Najnowsze dane dotyczące szczegółowej struktury wynagrodzeń w przedsiębiorstwach, dotyczące października 2018 r., GUS opublikował w środę (wcześniej, w listopadzie ub.r., przedstawił główne wnioski z tego badania). Dane są reprezentatywne dla około 8,2 mln osób pracujących w pełnym lun niepełnym wymiarze czasu w podmiotach gospodarki narodowej zatrudniających co najmniej 10 osób (ale z wyłączeniem m.in. wojska i innych służb bezpieczeństwa publicznego). Dla porównania, w całej polskiej gospodarce pracuje około 16,5 mln osób.
Przeciętna godzinowa płaca brutto w październiku 2018 r. wynosiła 27,79 zł, w porównaniu do 26,37 zł dwa lata wcześniej. To oznacza, że w tym okresie wzrosła o 5,3 proc. Ale przeciętne miesięczne wynagrodzenie zwiększyło się bardziej, z niespełna 4347 zł brutto do niemal 5004 zł czyli o 15,1 proc.
Wynagrodzenia szybciej rosły w sektorze prywatnym niż w publicznym, choć w tym drugim pozostały wyższe. W sektorze publicznym przeciętne miesięczne zarobki w październiku 2018 r. wynosiły 5153,3 zł, o 12,9 proc. więcej niż dwa lata wcześniej. W sektorze prywatnym zarobki wzrosły w tym czasie o 16,3 proc., do 4937 zł.
Z danych GUS wynika również, że w ostatnich latach zmniejszyły się nieco nierówności dochodowe w Polsce. Świadczy o tym zmniejszenie się dystansu między płacą średnią a medianową.

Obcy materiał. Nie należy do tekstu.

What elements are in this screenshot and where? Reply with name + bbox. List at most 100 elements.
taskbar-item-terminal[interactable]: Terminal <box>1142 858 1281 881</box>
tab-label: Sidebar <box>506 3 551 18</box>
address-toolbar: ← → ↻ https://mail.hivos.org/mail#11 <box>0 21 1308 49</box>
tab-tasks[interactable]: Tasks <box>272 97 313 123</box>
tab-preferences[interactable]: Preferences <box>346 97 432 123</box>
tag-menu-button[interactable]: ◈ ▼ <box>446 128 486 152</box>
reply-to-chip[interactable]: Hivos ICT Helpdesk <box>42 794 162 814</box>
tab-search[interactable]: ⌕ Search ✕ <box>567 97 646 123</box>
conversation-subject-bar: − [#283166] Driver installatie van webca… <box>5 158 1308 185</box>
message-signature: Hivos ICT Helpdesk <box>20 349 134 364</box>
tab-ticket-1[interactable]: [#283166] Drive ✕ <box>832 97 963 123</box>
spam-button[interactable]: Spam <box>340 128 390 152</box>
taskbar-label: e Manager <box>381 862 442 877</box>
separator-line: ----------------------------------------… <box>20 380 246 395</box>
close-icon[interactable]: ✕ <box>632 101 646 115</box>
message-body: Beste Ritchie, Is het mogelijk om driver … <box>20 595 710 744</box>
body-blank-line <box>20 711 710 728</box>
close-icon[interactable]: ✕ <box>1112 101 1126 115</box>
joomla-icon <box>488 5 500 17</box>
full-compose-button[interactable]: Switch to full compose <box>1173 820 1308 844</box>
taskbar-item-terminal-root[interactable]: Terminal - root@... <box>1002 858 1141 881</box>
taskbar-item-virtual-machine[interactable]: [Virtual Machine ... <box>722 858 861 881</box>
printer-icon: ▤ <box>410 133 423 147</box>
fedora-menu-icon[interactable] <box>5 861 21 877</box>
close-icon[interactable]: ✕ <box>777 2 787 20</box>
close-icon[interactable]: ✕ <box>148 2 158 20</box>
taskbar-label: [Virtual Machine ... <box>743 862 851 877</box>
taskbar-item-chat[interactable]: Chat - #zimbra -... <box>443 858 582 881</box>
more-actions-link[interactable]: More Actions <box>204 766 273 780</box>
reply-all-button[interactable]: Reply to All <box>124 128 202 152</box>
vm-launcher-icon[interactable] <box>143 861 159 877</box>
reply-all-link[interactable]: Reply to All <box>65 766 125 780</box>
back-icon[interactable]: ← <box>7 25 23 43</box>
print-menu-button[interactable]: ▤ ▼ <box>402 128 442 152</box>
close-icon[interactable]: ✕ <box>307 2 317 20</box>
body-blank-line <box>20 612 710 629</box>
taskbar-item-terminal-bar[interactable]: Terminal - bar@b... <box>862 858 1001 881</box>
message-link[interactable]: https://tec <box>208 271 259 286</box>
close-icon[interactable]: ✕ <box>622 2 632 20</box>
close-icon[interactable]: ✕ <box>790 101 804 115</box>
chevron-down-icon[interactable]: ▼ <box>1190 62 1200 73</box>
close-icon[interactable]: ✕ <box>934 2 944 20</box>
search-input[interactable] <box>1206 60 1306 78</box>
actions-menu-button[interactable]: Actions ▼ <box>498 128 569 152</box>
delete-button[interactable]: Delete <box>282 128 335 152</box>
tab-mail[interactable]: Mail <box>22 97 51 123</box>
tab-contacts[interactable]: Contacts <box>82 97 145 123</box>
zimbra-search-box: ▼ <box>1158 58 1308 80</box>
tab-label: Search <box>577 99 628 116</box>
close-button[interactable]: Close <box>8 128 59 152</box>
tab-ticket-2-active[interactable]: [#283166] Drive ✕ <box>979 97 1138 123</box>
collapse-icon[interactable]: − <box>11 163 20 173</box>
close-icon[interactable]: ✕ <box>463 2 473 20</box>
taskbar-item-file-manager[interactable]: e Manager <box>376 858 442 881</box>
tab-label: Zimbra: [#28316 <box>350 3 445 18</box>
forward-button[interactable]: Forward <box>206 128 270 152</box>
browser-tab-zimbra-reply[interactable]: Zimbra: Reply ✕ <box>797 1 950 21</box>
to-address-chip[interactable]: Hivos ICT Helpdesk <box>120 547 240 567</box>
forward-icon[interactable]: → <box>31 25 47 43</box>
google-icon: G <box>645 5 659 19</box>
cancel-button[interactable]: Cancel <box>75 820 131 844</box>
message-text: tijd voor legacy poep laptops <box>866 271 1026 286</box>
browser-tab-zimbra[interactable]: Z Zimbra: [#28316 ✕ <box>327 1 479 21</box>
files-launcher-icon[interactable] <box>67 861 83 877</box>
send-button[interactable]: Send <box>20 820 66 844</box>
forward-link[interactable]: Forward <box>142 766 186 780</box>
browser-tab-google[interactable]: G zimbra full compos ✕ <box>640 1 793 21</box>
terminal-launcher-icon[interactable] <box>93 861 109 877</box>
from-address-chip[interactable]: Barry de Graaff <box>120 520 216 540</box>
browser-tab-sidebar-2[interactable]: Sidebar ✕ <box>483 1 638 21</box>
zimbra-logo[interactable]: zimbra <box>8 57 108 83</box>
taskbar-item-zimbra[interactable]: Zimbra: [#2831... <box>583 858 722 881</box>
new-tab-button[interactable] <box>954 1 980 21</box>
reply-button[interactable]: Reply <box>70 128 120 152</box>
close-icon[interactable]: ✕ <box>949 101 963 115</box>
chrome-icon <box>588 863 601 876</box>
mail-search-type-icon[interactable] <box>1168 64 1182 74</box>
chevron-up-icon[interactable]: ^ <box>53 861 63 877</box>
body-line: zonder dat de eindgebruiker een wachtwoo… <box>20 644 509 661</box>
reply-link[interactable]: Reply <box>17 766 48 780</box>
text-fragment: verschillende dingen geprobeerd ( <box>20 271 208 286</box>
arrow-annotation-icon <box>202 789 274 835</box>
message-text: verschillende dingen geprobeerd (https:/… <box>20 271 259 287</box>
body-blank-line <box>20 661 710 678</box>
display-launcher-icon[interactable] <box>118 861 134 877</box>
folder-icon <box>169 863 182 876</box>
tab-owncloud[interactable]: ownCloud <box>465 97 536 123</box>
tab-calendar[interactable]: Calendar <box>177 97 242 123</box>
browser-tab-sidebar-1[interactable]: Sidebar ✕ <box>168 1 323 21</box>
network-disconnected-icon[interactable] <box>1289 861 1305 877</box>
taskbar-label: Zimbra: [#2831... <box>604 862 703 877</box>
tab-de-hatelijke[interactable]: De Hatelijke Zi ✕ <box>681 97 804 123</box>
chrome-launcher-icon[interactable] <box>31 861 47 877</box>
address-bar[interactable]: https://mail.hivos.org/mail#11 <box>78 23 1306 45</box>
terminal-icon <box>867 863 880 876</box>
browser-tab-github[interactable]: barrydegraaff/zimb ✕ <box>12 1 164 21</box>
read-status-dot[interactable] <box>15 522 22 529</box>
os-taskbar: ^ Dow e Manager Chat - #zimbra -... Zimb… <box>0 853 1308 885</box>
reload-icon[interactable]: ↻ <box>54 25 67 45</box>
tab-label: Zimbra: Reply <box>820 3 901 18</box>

W październiku 2018 r. medianowa płaca wynosiła blisko 4095 zł. To oznacza, że połowa pracowników zarabiała mniej, a połowa więcej. W październiku 2016 r. medianowa płaca wynosiła około 3511 zł. W ciągu dwóch lat wzrosła więc o niemal 17 proc. W rezultacie jesienią 2018 r. średnia płaca przewyższała medianową o 22,2 proc., podczas gdy dwa lata wcześniej ta różnica wynosiła 23,8 proc.